私の意見では、母であることにはいくつかのメリットがあります。出産後は、圧倒的な幸せを感じます。子どもとの親密な関係、帰属意識、自分への誇り--夢を実現したのです。それは私ではなく他の人の夢ですが、認識することはできます。(ブレンダ)

 

以前は文章を書いて、彫刻をつくり、絵を描いていました。創造するのが大好きでした。でも、何も残っていません。インスピレーションも活力もまったくないからです。(マヤ)

 

↑恐ろしすぎる。

 

女性は、いったん子どもを産むと、多くのことを捨ててしまいます。男性はそうしないのに。(. . . )なりたい姿になることが許されません。それはおかしなことです。母になると、望むことが何もできなくなる。私たちは、そのことと闘うためのシステムをこしらえなければなりません。

 

母性愛の概念の起源については、(. . . )どうやら、19世紀の間に西洋諸国で、愛の社会的認識に変化が起こったようである。この時期に、母性愛は、この愛の中にイデオロギーのプラットフォームを発見した社会的権威による厳重な監視と分類の対象となったのだ。つまり、母性愛を文化特有のシンボル、意味、慣習に結びつけることによって、母に特定の義務を課す愛の構造を作り出した。母は、子どもを愛さなければならないだけでなく、許容される狭い範囲内で愛情を示さなければならないのである。

 

ケアの倫理は女性の「本質」に関わるため、母性倫理もそれに従うべきだと考えられがちだ。つまり、母は「自然に」子どもへの多大な献身を感じ、自分のニーズや感情を消し去るほどの域にさえ達すると思われがちなのだ。

 

女性と胎児をつなぐへその緒は、子宮を遠く離れても存在する母子の絆の象徴である。

 

(. . . )多くの母は、子どもが幼児期をすぎて何年経っても、子どもを象徴的に養い、意識の中で世話を続けているのである。

 

母を主体として認めることは、母を役割として規定している社会では当たり前ではない。役割としての母とは、子ども劇の中で演じられるような母だ。
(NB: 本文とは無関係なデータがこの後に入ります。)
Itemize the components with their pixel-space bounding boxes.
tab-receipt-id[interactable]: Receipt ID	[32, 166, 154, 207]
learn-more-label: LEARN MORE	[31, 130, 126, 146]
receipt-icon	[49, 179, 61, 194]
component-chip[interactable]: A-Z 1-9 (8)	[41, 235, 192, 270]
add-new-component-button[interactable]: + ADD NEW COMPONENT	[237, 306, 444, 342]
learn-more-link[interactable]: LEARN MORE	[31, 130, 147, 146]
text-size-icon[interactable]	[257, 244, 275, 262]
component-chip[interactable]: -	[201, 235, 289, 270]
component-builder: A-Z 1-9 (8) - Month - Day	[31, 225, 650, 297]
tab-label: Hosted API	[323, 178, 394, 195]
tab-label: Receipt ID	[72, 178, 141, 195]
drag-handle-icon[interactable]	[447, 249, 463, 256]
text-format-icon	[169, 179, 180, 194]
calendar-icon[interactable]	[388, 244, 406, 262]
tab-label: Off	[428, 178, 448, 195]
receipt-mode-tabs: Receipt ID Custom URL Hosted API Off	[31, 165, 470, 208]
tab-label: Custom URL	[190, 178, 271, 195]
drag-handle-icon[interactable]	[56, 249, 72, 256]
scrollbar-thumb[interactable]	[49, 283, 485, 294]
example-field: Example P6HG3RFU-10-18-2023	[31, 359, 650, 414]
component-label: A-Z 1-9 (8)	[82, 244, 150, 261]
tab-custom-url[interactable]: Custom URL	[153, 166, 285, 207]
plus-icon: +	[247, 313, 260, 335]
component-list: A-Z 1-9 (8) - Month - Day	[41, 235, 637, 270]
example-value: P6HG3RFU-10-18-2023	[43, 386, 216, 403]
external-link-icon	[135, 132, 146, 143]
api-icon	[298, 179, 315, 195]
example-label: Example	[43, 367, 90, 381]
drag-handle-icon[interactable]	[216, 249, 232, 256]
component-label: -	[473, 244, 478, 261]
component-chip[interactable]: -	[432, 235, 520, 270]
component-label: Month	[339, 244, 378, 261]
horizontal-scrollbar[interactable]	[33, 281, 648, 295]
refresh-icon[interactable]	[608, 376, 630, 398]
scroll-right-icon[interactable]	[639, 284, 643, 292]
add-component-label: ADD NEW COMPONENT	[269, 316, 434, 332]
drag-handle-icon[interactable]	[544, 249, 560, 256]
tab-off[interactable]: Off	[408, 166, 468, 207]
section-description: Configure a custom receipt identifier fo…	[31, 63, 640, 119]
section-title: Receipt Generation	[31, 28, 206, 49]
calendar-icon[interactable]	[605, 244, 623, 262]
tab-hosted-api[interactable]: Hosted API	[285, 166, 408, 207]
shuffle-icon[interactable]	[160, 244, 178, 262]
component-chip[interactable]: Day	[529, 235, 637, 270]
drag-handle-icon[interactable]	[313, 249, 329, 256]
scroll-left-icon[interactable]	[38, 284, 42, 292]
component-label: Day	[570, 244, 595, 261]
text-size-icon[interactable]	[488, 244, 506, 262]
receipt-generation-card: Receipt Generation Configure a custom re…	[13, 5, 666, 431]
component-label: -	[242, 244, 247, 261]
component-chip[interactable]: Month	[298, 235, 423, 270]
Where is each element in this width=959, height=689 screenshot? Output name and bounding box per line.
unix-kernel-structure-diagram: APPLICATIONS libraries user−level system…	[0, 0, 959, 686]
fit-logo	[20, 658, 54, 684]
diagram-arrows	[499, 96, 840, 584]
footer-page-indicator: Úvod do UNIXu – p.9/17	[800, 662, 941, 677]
この社会的台本によれば、母は主体ではなく客体であり、他者の生活に奉仕するために存在する独立変数なのだ。

 

母になって後悔する女性がいることを信じない人や、そういった女性に怒りを感じる人が本当に言いたいのは、女性が振り返って母へと移行したことにそれほどの価値がなかったと評価することは、社会にとって危険だということなのだ。